ふわふわパーマのライトブラウンの髪が太陽の日差しを浴びて光って見えた。
ちょっと釣り目にイタズラっぽそうに笑う口元からは2つの八重歯が見える。
ひょろりと背の高い先輩が立っていた。
「あなたの秘密の場所なんですか?」
「そうだよ。暖かくって絶好のお昼寝スポットだ」
そう言いながら先輩は、両手を細身のパンツのポケットに入れ、猫背気味に丘を上り私の隣にすとんと腰を下ろした。

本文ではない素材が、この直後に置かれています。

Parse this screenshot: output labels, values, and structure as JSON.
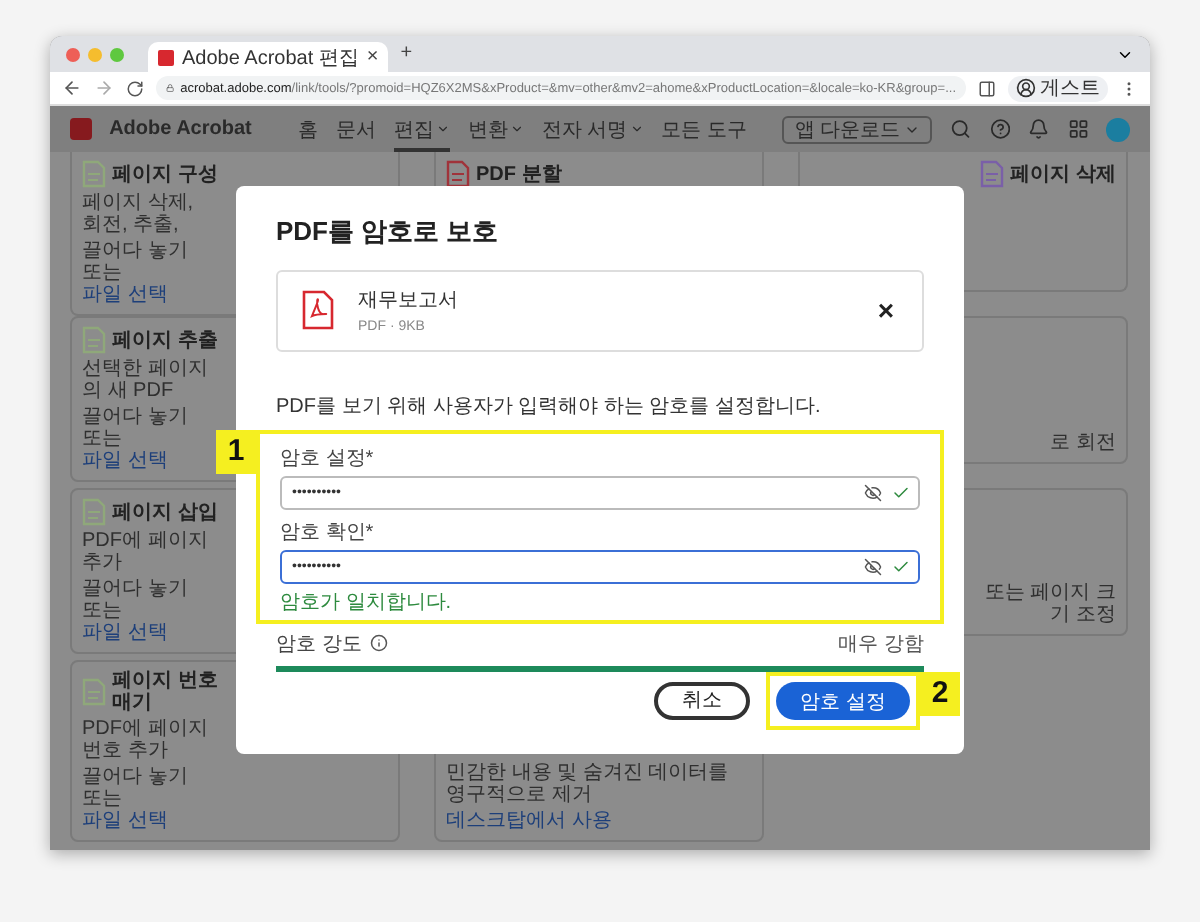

その仕草と、顔立ちと、ライトブラウンの髪にモノトーンの服装を見て、ミケ猫みたいと思った。
それが私の先輩に対する第一印象だった。
「こんにちは、先輩。今、来たんですか?」
「そぅ、俺の分の飲み物はないの?」
先輩は定位置である私の隣に腰を下ろすと、私が手元の缶を覗きながら訊ねた。
「ないです。昨日は先輩が来ると思って、先輩の分の飲み物も用意してたんですけどね」
気まぐれな先輩は昨日は秘密基地に現れなかった。